Vaz had turned back to the wheelchair he was disassembling before she was ready to continue. Finally, she said, “And why not a wormhole to another star?”

  Vaz stopped with a screw partially undone, evidently to think since about ten seconds passed. He said, “I thought about it, but the Venus-Earth experiment confirmed the hypothesis and matched my calculations, so it didn’t seem necessary. Also, because interstellar distances are huge, I’d have had to send the saucer very close to the sun to decrease the energy requirement. That would have required extensive modifications so the saucer could tolerate the heat.” He shrugged, “Essentially, I’d have had to build a new saucer with a much larger fusion plant and big mirrors to reflect away the incoming radiant energy.”

  “But Dad,” Tiona said plaintively, “you’d have opened a portal to another star!”

  He shrugged again, “I know.

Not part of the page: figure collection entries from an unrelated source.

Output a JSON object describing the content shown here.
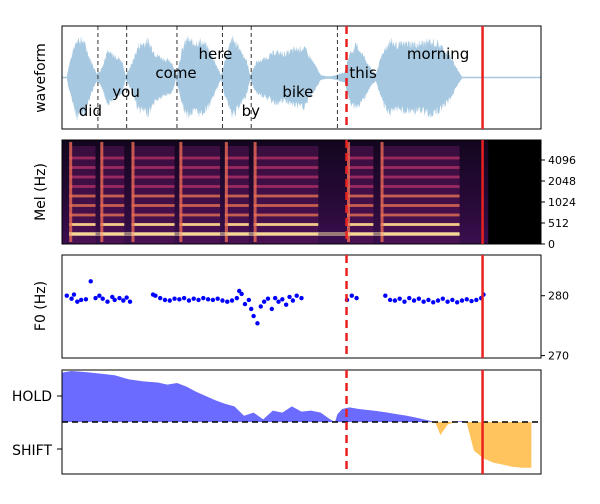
{
  "colors": {
    "waveform": "#a6c8e0",
    "f0_points": "#0000ff",
    "hold_fill": "#6b6bff",
    "shift_fill": "#ffc45e",
    "cursor_dashed": "#e8211f",
    "cursor_solid": "#e8211f",
    "word_boundary": "#333333"
  },
  "panels": {
    "waveform": {
      "ylabel": "waveform"
    },
    "mel": {
      "ylabel": "Mel (Hz)"
    },
    "f0": {
      "ylabel": "F0 (Hz)"
    },
    "vap": {
      "ylabel_top": "HOLD",
      "ylabel_bottom": "SHIFT"
    }
  },
  "chart_data": [
    {
      "type": "area",
      "name": "waveform",
      "ylabel": "waveform",
      "xlim": [
        0,
        10
      ],
      "words": [
        {
          "text": "did",
          "x": 0.35,
          "level": "low"
        },
        {
          "text": "you",
          "x": 1.05,
          "level": "mid"
        },
        {
          "text": "come",
          "x": 1.95,
          "level": "upper"
        },
        {
          "text": "here",
          "x": 2.85,
          "level": "top"
        },
        {
          "text": "by",
          "x": 3.75,
          "level": "low"
        },
        {
          "text": "bike",
          "x": 4.6,
          "level": "mid"
        },
        {
          "text": "this",
          "x": 6.0,
          "level": "upper"
        },
        {
          "text": "morning",
          "x": 7.2,
          "level": "top"
        }
      ],
      "word_boundaries": [
        0.75,
        1.35,
        2.4,
        3.35,
        3.95,
        5.75
      ],
      "envelope": [
        [
          0.1,
          0.03
        ],
        [
          0.15,
          0.3
        ],
        [
          0.3,
          0.9
        ],
        [
          0.45,
          0.85
        ],
        [
          0.6,
          0.4
        ],
        [
          0.72,
          0.1
        ],
        [
          0.8,
          0.15
        ],
        [
          0.95,
          0.6
        ],
        [
          1.1,
          0.5
        ],
        [
          1.25,
          0.4
        ],
        [
          1.33,
          0.05
        ],
        [
          1.45,
          0.3
        ],
        [
          1.6,
          0.75
        ],
        [
          1.8,
          0.85
        ],
        [
          1.95,
          0.55
        ],
        [
          2.1,
          0.45
        ],
        [
          2.3,
          0.35
        ],
        [
          2.38,
          0.05
        ],
        [
          2.5,
          0.6
        ],
        [
          2.6,
          0.9
        ],
        [
          2.75,
          0.8
        ],
        [
          2.9,
          0.85
        ],
        [
          3.05,
          0.7
        ],
        [
          3.2,
          0.35
        ],
        [
          3.32,
          0.05
        ],
        [
          3.4,
          0.4
        ],
        [
          3.55,
          0.9
        ],
        [
          3.7,
          0.7
        ],
        [
          3.85,
          0.4
        ],
        [
          3.93,
          0.05
        ],
        [
          4.05,
          0.35
        ],
        [
          4.25,
          0.45
        ],
        [
          4.45,
          0.6
        ],
        [
          4.65,
          0.55
        ],
        [
          4.85,
          0.65
        ],
        [
          5.05,
          0.7
        ],
        [
          5.25,
          0.35
        ],
        [
          5.4,
          0.06
        ],
        [
          5.5,
          0.03
        ],
        [
          5.6,
          0.03
        ],
        [
          5.7,
          0.05
        ],
        [
          5.9,
          0.12
        ],
        [
          6.0,
          0.55
        ],
        [
          6.15,
          0.75
        ],
        [
          6.3,
          0.5
        ],
        [
          6.45,
          0.2
        ],
        [
          6.55,
          0.08
        ],
        [
          6.7,
          0.6
        ],
        [
          6.85,
          0.85
        ],
        [
          7.0,
          0.75
        ],
        [
          7.2,
          0.8
        ],
        [
          7.45,
          0.78
        ],
        [
          7.7,
          0.85
        ],
        [
          7.9,
          0.75
        ],
        [
          8.1,
          0.5
        ],
        [
          8.25,
          0.2
        ],
        [
          8.35,
          0.02
        ]
      ]
    },
    {
      "type": "heatmap",
      "name": "mel_spectrogram",
      "ylabel": "Mel (Hz)",
      "yticks": [
        0,
        512,
        1024,
        2048,
        4096
      ],
      "xlim": [
        0,
        10
      ]
    },
    {
      "type": "scatter",
      "name": "f0",
      "ylabel": "F0 (Hz)",
      "yticks": [
        270,
        280
      ],
      "ylim": [
        269.6,
        286.8
      ],
      "xlim": [
        0,
        10
      ],
      "points": [
        [
          0.1,
          280.0
        ],
        [
          0.2,
          279.5
        ],
        [
          0.25,
          280.2
        ],
        [
          0.32,
          279.0
        ],
        [
          0.4,
          279.3
        ],
        [
          0.5,
          279.4
        ],
        [
          0.6,
          282.4
        ],
        [
          0.7,
          279.6
        ],
        [
          0.78,
          280.0
        ],
        [
          0.85,
          279.5
        ],
        [
          0.95,
          279.0
        ],
        [
          1.05,
          279.8
        ],
        [
          1.1,
          279.3
        ],
        [
          1.2,
          279.6
        ],
        [
          1.28,
          279.2
        ],
        [
          1.35,
          279.7
        ],
        [
          1.42,
          279.0
        ],
        [
          1.9,
          280.2
        ],
        [
          1.95,
          280.0
        ],
        [
          2.05,
          279.6
        ],
        [
          2.15,
          279.3
        ],
        [
          2.25,
          279.2
        ],
        [
          2.35,
          279.5
        ],
        [
          2.45,
          279.4
        ],
        [
          2.55,
          279.6
        ],
        [
          2.65,
          279.2
        ],
        [
          2.75,
          279.5
        ],
        [
          2.85,
          279.3
        ],
        [
          2.95,
          279.6
        ],
        [
          3.05,
          279.4
        ],
        [
          3.15,
          279.3
        ],
        [
          3.25,
          279.5
        ],
        [
          3.35,
          279.2
        ],
        [
          3.45,
          279.0
        ],
        [
          3.55,
          279.2
        ],
        [
          3.65,
          279.6
        ],
        [
          3.7,
          280.8
        ],
        [
          3.75,
          280.3
        ],
        [
          3.82,
          278.6
        ],
        [
          3.9,
          279.3
        ],
        [
          3.95,
          277.8
        ],
        [
          4.0,
          276.6
        ],
        [
          4.08,
          275.4
        ],
        [
          4.15,
          278.2
        ],
        [
          4.22,
          279.0
        ],
        [
          4.3,
          279.5
        ],
        [
          4.38,
          277.8
        ],
        [
          4.45,
          279.6
        ],
        [
          4.52,
          279.0
        ],
        [
          4.6,
          279.4
        ],
        [
          4.68,
          278.5
        ],
        [
          4.75,
          279.8
        ],
        [
          4.82,
          279.2
        ],
        [
          4.9,
          280.0
        ],
        [
          5.0,
          279.6
        ],
        [
          5.95,
          279.3
        ],
        [
          6.05,
          280.0
        ],
        [
          6.15,
          279.6
        ],
        [
          6.75,
          280.0
        ],
        [
          6.85,
          279.3
        ],
        [
          6.95,
          279.2
        ],
        [
          7.05,
          279.5
        ],
        [
          7.15,
          279.0
        ],
        [
          7.25,
          279.6
        ],
        [
          7.35,
          279.2
        ],
        [
          7.45,
          279.5
        ],
        [
          7.55,
          279.0
        ],
        [
          7.65,
          279.3
        ],
        [
          7.75,
          278.9
        ],
        [
          7.85,
          279.2
        ],
        [
          7.95,
          279.5
        ],
        [
          8.05,
          279.0
        ],
        [
          8.15,
          279.3
        ],
        [
          8.25,
          278.9
        ],
        [
          8.35,
          279.2
        ],
        [
          8.45,
          279.4
        ],
        [
          8.55,
          279.1
        ],
        [
          8.65,
          279.3
        ],
        [
          8.75,
          279.6
        ],
        [
          8.8,
          280.2
        ]
      ]
    },
    {
      "type": "area",
      "name": "vap_probability",
      "ylabels": [
        "HOLD",
        "SHIFT"
      ],
      "ylim": [
        -1,
        1
      ],
      "baseline": 0,
      "xlim": [
        0,
        10
      ],
      "series": [
        [
          0.0,
          0.95
        ],
        [
          0.2,
          0.98
        ],
        [
          0.5,
          0.96
        ],
        [
          0.8,
          0.93
        ],
        [
          1.1,
          0.9
        ],
        [
          1.4,
          0.82
        ],
        [
          1.7,
          0.78
        ],
        [
          2.0,
          0.76
        ],
        [
          2.2,
          0.72
        ],
        [
          2.4,
          0.75
        ],
        [
          2.6,
          0.68
        ],
        [
          2.8,
          0.58
        ],
        [
          3.0,
          0.5
        ],
        [
          3.2,
          0.42
        ],
        [
          3.4,
          0.35
        ],
        [
          3.6,
          0.3
        ],
        [
          3.8,
          0.12
        ],
        [
          4.0,
          0.18
        ],
        [
          4.2,
          0.05
        ],
        [
          4.4,
          0.22
        ],
        [
          4.6,
          0.18
        ],
        [
          4.8,
          0.3
        ],
        [
          5.0,
          0.2
        ],
        [
          5.2,
          0.22
        ],
        [
          5.4,
          0.18
        ],
        [
          5.6,
          0.05
        ],
        [
          5.7,
          0.0
        ],
        [
          5.75,
          0.15
        ],
        [
          5.85,
          0.25
        ],
        [
          6.0,
          0.28
        ],
        [
          6.2,
          0.25
        ],
        [
          6.5,
          0.22
        ],
        [
          6.8,
          0.18
        ],
        [
          7.0,
          0.15
        ],
        [
          7.2,
          0.12
        ],
        [
          7.4,
          0.08
        ],
        [
          7.6,
          0.04
        ],
        [
          7.8,
          -0.02
        ],
        [
          7.9,
          -0.25
        ],
        [
          8.05,
          -0.05
        ],
        [
          8.2,
          0.0
        ],
        [
          8.35,
          0.02
        ],
        [
          8.45,
          -0.02
        ],
        [
          8.6,
          -0.55
        ],
        [
          8.8,
          -0.7
        ],
        [
          9.0,
          -0.78
        ],
        [
          9.2,
          -0.82
        ],
        [
          9.4,
          -0.86
        ],
        [
          9.6,
          -0.88
        ],
        [
          9.8,
          -0.88
        ]
      ]
    }
  ],
  "cursors": {
    "dashed_x": 5.94,
    "solid_x": 8.78
  }
}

But once I’d proven it could be done, there didn’t really seem to be much point in actually doing it.”

  Holy Mother! Tiona thought, staggered by the implications. Not just the implications of a star portal, but what her father’s answer said about him and what he thought was important. “Let me think…” she trailed off, trying to come to grips with what it all meant.

  “Is it okay if I keep working on the wheelchair?” Vaz asked curiously.

  Tiona waved weakly, trying to hold distractions at bay, “Sure…”

  Vaz turned back to the wheelchair.

  Several minutes had passed before Tiona turned to her father feeling like her head had just broken the surface of the water. “Dad?”

  He stiffened momentarily, like he did sometimes when he was interrupted in the middle of something. Then he set the wheelchair back down from its tilted position and turned to her. “Yes?” he said, his eyes rising slightly, but not all the way to her face.

  “I should tell you more about these aliens, because I think you may be able to help in… understanding and dealing with them.”